In this embodiment, the Faiss index model is established based on a text vector corresponding to text data in a training set, a category label is attached to the text data in the training set, the category label is used for representing a category to which the text data belongs, that is, the text data in the training set is classified text data, the category label is used for indicating which category the classified text data belongs to, and the text data in the training set is used for model training; specifically, text data in a training set is converted into text vectors of the training set, and similarly, the text data in the training set is input into a BERT model to obtain the text vectors of the training set, and the text vectors of the training set are input into a Faiss model to establish indexes, so that a Faiss index model is obtained. The faces (facebook AI Similarity search) is an open source library, and provides an efficient and reliable Similarity retrieval method for mass data in a high-dimensional space. Faiss ameliorates the problem with the brute force search algorithm in two ways: reducing the space occupation and accelerating the retrieval speed.

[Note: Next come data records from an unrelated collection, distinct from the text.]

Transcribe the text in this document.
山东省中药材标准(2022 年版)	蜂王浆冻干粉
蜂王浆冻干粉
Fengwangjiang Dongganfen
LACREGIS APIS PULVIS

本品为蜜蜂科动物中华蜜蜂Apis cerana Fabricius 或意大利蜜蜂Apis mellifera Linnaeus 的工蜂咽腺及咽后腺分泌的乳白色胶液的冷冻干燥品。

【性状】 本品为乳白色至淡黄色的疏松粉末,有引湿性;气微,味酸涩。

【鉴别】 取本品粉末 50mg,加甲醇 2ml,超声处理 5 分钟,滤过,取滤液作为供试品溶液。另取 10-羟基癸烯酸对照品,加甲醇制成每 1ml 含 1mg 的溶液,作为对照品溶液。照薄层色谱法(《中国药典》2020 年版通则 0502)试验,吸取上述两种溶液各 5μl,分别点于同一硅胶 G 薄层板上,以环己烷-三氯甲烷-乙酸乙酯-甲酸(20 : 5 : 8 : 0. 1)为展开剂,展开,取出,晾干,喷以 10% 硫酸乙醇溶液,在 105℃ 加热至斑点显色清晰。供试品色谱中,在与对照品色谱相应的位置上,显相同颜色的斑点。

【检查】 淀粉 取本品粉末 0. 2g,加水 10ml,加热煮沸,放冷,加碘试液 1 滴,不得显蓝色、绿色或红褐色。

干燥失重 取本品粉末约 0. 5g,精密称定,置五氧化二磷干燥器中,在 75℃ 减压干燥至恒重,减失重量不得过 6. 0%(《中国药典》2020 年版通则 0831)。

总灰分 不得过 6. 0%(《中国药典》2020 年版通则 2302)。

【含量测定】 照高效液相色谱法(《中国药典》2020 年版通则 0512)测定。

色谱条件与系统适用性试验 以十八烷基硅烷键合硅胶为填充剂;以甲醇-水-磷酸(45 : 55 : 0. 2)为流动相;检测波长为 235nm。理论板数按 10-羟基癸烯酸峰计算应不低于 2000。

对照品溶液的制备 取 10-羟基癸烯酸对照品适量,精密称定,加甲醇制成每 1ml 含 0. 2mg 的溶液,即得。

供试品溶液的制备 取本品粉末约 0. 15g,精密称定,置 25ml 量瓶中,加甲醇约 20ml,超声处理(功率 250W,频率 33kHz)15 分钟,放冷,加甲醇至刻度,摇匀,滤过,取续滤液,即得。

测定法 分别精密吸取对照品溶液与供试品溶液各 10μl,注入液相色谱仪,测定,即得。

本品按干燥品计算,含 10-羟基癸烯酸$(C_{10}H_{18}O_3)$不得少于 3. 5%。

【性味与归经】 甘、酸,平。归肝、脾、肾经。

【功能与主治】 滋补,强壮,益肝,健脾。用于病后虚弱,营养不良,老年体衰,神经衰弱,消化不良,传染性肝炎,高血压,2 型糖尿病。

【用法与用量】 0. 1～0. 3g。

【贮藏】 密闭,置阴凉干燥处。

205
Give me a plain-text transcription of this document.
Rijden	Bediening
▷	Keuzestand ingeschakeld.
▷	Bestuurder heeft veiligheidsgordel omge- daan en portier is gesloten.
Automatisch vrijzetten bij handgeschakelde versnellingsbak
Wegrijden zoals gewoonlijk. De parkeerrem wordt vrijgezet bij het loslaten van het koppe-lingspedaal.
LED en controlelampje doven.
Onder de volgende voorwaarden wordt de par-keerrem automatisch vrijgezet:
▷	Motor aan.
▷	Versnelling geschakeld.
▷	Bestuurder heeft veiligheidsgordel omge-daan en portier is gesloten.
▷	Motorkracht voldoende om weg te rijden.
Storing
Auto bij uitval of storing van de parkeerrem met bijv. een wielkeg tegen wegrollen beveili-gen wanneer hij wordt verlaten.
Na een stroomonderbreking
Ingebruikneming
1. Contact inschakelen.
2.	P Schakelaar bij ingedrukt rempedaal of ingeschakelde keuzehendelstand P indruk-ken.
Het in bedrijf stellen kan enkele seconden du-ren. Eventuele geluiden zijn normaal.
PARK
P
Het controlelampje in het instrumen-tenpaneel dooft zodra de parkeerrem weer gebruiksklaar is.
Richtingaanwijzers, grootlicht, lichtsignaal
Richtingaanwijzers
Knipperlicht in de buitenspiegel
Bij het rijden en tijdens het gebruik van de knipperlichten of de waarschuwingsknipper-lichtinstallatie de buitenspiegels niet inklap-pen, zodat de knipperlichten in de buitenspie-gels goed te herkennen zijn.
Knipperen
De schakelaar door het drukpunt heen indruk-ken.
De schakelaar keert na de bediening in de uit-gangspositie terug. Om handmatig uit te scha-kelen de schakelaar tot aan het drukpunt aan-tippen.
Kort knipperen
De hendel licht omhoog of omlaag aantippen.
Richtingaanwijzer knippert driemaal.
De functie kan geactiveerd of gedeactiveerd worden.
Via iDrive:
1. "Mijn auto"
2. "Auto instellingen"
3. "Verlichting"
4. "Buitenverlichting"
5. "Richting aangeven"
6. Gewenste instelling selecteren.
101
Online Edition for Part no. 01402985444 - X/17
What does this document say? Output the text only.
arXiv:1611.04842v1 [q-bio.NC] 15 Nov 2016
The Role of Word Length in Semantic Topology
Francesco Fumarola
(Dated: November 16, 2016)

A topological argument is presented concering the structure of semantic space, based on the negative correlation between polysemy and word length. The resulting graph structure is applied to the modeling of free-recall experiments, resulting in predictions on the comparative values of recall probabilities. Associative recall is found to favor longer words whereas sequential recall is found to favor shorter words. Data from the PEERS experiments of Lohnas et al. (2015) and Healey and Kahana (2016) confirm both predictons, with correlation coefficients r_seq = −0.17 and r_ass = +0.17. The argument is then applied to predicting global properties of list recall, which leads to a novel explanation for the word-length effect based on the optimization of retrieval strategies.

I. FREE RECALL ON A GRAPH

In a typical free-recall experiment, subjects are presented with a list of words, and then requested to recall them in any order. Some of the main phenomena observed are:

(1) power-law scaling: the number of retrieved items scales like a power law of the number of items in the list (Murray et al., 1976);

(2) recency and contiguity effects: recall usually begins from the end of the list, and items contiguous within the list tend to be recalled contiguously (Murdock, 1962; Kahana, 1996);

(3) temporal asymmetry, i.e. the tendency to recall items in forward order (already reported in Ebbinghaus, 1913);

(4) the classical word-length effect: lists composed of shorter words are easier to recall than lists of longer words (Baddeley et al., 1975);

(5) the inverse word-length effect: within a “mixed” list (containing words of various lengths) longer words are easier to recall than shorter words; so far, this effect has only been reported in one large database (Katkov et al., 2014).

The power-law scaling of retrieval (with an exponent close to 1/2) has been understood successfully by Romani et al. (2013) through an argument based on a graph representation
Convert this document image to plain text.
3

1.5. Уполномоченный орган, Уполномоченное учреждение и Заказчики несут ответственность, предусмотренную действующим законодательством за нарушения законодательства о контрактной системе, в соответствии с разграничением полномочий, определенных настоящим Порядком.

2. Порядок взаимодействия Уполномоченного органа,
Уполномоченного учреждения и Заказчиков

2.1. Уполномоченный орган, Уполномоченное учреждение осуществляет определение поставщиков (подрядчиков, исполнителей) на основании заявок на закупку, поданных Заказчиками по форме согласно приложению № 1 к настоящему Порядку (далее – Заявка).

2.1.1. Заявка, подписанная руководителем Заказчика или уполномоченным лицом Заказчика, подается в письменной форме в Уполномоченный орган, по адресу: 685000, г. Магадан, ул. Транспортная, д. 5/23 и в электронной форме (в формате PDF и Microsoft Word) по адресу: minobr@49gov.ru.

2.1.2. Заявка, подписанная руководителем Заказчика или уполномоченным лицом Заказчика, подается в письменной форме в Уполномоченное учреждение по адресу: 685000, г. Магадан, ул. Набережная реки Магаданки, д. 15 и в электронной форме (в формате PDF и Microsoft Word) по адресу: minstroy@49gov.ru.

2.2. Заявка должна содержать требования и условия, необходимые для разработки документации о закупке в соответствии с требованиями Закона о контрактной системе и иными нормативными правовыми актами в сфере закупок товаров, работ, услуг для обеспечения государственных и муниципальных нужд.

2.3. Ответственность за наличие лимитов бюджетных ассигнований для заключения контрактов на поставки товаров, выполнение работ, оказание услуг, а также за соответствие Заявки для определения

At the heart of Faiss is the concept of an index (index), which encapsulates a set of vectors for efficient vector retrieval.

Faiss provides multiple ways to construct the index, with the most common brute force search (calculate Euclidean distance): indexFlatL 2; memory-efficient indexes for compressed data: principal Component Analysis (PCA), Product-quantification; indexing to speed up retrieval speed with intra-clustering: ivf (incorporated File system); in this embodiment, an index is built by adopting an IVF internal clustering mode, that is, a Faiss index model is built by adopting an internal clustering index, and the IVF index can accelerate the retrieval speed on the basis of ensuring the classification accuracy.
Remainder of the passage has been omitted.